Table of Contents
This Heroku Labs
log-runtime-metrics feature adds experimental support for enabling visibility into load and memory usage for running dynos. Per-dyno stats on memory use, swap use, and load average are inserted into the app’s log stream where they can be seen via
heroku logs --tail, used for graphs or alerting via an add-on which consumes app logs, or sent to a log drain. There is no cost incurred by enabling this feature.
Features added through Heroku Labs are experimental and subject to change.
$ heroku labs:enable log-runtime-metrics Enabling log-runtime-metrics for myapp... done $ heroku restart
How it works
The load and memory usage metrics are surfaced as system logs in the Logplex log stream. Metrics are emitted for each running dyno, at an approximate frequency of once every 20 seconds.
Runtime metrics logs have the following format:
source=web.1 dyno=heroku.2808254.d97d0ea7-cf3d-411b-b453-d2943a50b456 sample#load_avg_1m=2.46 sample#load_avg_5m=1.06 sample#load_avg_15m=0.99 source=web.1 dyno=heroku.2808254.d97d0ea7-cf3d-411b-b453-d2943a50b456 sample#memory_total=21.00MB sample#memory_rss=21.22MB sample#memory_cache=0.00MB sample#memory_swap=0.00MB sample#memory_pgpgin=348836pages sample#memory_pgpgout=343403pages
source field identifies a dyno in your dyno formation and is intended to be used by systems draining application logs. The
dyno field includes the app id and a UUID that unique identifies every distinct dyno run on the platform. Over the life of your app metrics, you will see the same
source value have many different
dyno values, related to when you deploy or restart dynos.
CPU load averages
The following fields are reported for CPU load average:
Load Average 1m (
load_avg_1m): The load average for the dyno in the last 1 minute. This reflects the number of CPU tasks that are in the ready queue (i.e. waiting to be processed). More details about how load averages are calculated can be found below.
Load Average 5m (
load_avg_5m): The load average for the dyno in the last 5 minutes. Computed in the same manner as 1m load average.
Load Average 15m (
load_avg_15m): The load average for the dyno in the last 15 minutes. Computed in the same manner as 1m load average.
Memory & swap
The following fields are reported for memory consumption and swap:
Resident Memory (
memory_rss): The portion of the dyno’s memory (megabytes) held in RAM.
Disk Cache Memory (
memory_cache): The portion of the dyno’s memory (megabytes) used as disk cache.
Swap Memory (
memory_swap): The portion of the dyno’s memory (megabytes) stored on disk. Swapping is extremely slow and should be avoided.
Total Memory (
memory_total): The total memory (megabytes) being used by the dyno, equal to the sum of resident, cache, and swap memory.
Pages Written to Disk (
memory_pgpgout): The cumulative total of the pages written to disk. Sudden high variations on this number can indicate short duration spikes in swap usage. The other memory related metrics are point in time snapshots and can miss short spikes.
Pages Read from Disk (
memory_pgpgin): The cumulative total of the pages read from disk. As with the previous metric, watch out for sudden variations.

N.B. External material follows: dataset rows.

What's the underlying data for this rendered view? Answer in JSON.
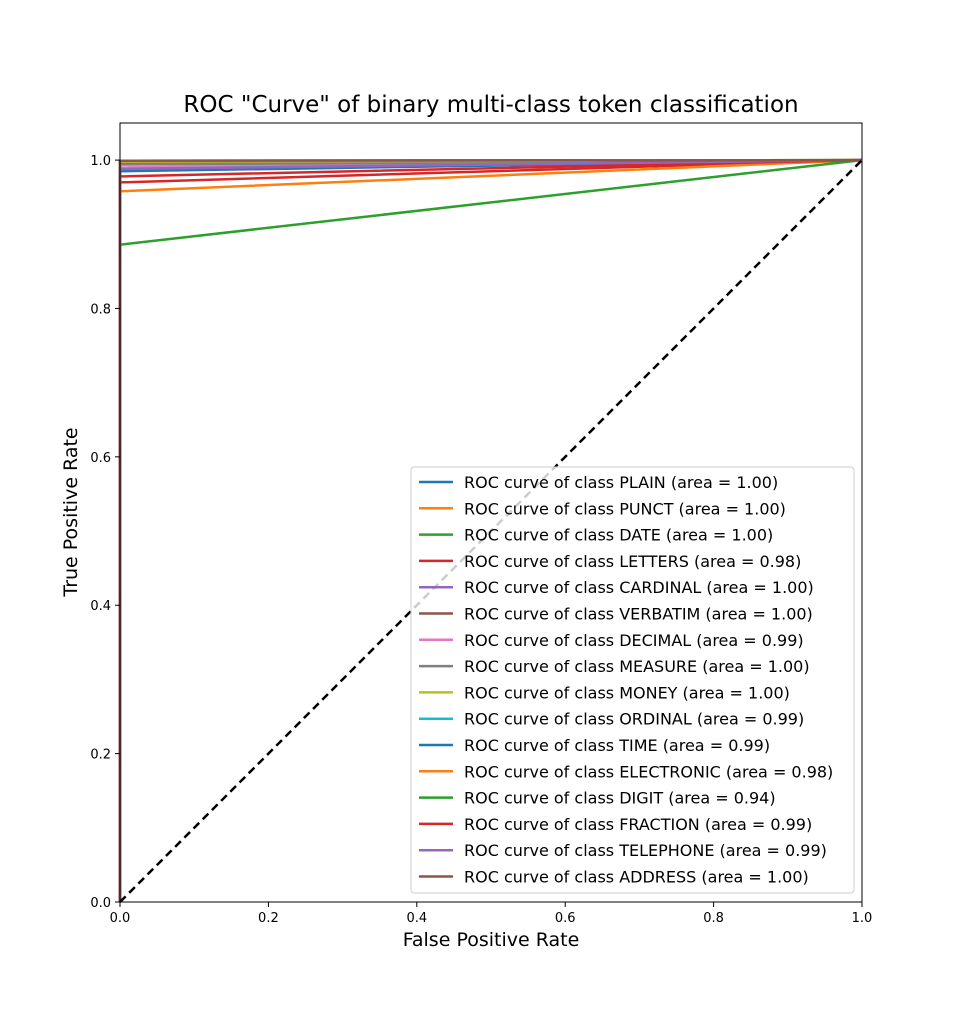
{
  "chart_data": {
    "type": "line",
    "title": "ROC \"Curve\" of binary multi-class token classification",
    "xlabel": "False Positive Rate",
    "ylabel": "True Positive Rate",
    "xlim": [
      0.0,
      1.05
    ],
    "ylim": [
      0.0,
      1.0
    ],
    "x_ticks": [
      0.0,
      0.2,
      0.4,
      0.6,
      0.8,
      1.0
    ],
    "y_ticks": [
      0.0,
      0.2,
      0.4,
      0.6,
      0.8,
      1.0
    ],
    "x_tick_labels": [
      "0.0",
      "0.2",
      "0.4",
      "0.6",
      "0.8",
      "1.0"
    ],
    "y_tick_labels": [
      "0.0",
      "0.2",
      "0.4",
      "0.6",
      "0.8",
      "1.0"
    ],
    "grid": false,
    "legend_position": "lower-right",
    "series": [
      {
        "name": "ROC curve of class PLAIN (area = 1.00)",
        "color": "#1f77b4",
        "points": [
          [
            0,
            0
          ],
          [
            0,
            0.997
          ],
          [
            1,
            1
          ]
        ]
      },
      {
        "name": "ROC curve of class PUNCT (area = 1.00)",
        "color": "#ff7f0e",
        "points": [
          [
            0,
            0
          ],
          [
            0,
            0.999
          ],
          [
            1,
            1
          ]
        ]
      },
      {
        "name": "ROC curve of class DATE (area = 1.00)",
        "color": "#2ca02c",
        "points": [
          [
            0,
            0
          ],
          [
            0,
            0.999
          ],
          [
            1,
            1
          ]
        ]
      },
      {
        "name": "ROC curve of class LETTERS (area = 0.98)",
        "color": "#d62728",
        "points": [
          [
            0,
            0
          ],
          [
            0,
            0.97
          ],
          [
            1,
            1
          ]
        ]
      },
      {
        "name": "ROC curve of class CARDINAL (area = 1.00)",
        "color": "#9467bd",
        "points": [
          [
            0,
            0
          ],
          [
            0,
            0.995
          ],
          [
            1,
            1
          ]
        ]
      },
      {
        "name": "ROC curve of class VERBATIM (area = 1.00)",
        "color": "#8c564b",
        "points": [
          [
            0,
            0
          ],
          [
            0,
            0.996
          ],
          [
            1,
            1
          ]
        ]
      },
      {
        "name": "ROC curve of class DECIMAL (area = 0.99)",
        "color": "#e377c2",
        "points": [
          [
            0,
            0
          ],
          [
            0,
            0.99
          ],
          [
            1,
            1
          ]
        ]
      },
      {
        "name": "ROC curve of class MEASURE (area = 1.00)",
        "color": "#7f7f7f",
        "points": [
          [
            0,
            0
          ],
          [
            0,
            0.994
          ],
          [
            1,
            1
          ]
        ]
      },
      {
        "name": "ROC curve of class MONEY (area = 1.00)",
        "color": "#bcbd22",
        "points": [
          [
            0,
            0
          ],
          [
            0,
            0.998
          ],
          [
            1,
            1
          ]
        ]
      },
      {
        "name": "ROC curve of class ORDINAL (area = 0.99)",
        "color": "#17becf",
        "points": [
          [
            0,
            0
          ],
          [
            0,
            0.988
          ],
          [
            1,
            1
          ]
        ]
      },
      {
        "name": "ROC curve of class TIME (area = 0.99)",
        "color": "#1f77b4",
        "points": [
          [
            0,
            0
          ],
          [
            0,
            0.985
          ],
          [
            1,
            1
          ]
        ]
      },
      {
        "name": "ROC curve of class ELECTRONIC (area = 0.98)",
        "color": "#ff7f0e",
        "points": [
          [
            0,
            0
          ],
          [
            0,
            0.958
          ],
          [
            1,
            1
          ]
        ]
      },
      {
        "name": "ROC curve of class DIGIT (area = 0.94)",
        "color": "#2ca02c",
        "points": [
          [
            0,
            0
          ],
          [
            0,
            0.886
          ],
          [
            1,
            1
          ]
        ]
      },
      {
        "name": "ROC curve of class FRACTION (area = 0.99)",
        "color": "#d62728",
        "points": [
          [
            0,
            0
          ],
          [
            0,
            0.978
          ],
          [
            1,
            1
          ]
        ]
      },
      {
        "name": "ROC curve of class TELEPHONE (area = 0.99)",
        "color": "#9467bd",
        "points": [
          [
            0,
            0
          ],
          [
            0,
            0.988
          ],
          [
            1,
            1
          ]
        ]
      },
      {
        "name": "ROC curve of class ADDRESS (area = 1.00)",
        "color": "#8c564b",
        "points": [
          [
            0,
            0
          ],
          [
            0,
            0.999
          ],
          [
            1,
            1
          ]
        ]
      }
    ],
    "reference_line": {
      "points": [
        [
          0,
          0
        ],
        [
          1,
          1
        ]
      ],
      "color": "#000000",
      "style": "dashed"
    }
  }
}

Understanding load averages
Load average represents the number of tasks (e.g., processes, system
threads) currently running or waiting to run on CPU. Load averages are
typically depicted with programs like
top on Linux
systems with three values: 1-minute, 5-minute, and 15-minute. These
values do not represent averages across the preceding 1-, 5-, or
15-minutes and are calculated from values beyond those periods. Load
averages are exponentially damped moving averages. Taken as a set,
these values demonstrate the trend of CPU utilization.
The dyno manager takes the count of runnable tasks from
/cgroup/<uuid>/tasks about every 20 seconds. The load average is
computed with the count of runnable tasks from the previous 30
minutes in the following iterative algorithm:
expterm = Math.exp(-(count_of_runnable_tasks.time - avg.time) / (period)) newavg = (1 - expterm) * count_of_runnable_tasks.value + expterm * avg.value
period is either 1-, 5-, or 15-minutes (in seconds), the
count_of_runnable_tasks is an entry of the number of tasks in the
queue at a given point in time, and the
avg is the previous
calculated exponential load average from the last iteration.
This load average calculation differs from the algorithm in Linux, which includes tasks in an uninterruptible state (e.g., tasks performing disk I/O). The choice to present load average values that include only runnable tasks enables Heroku users to evaluate their application’s CPU saturation without confounding these statistics with long-running uninterruptible tasks.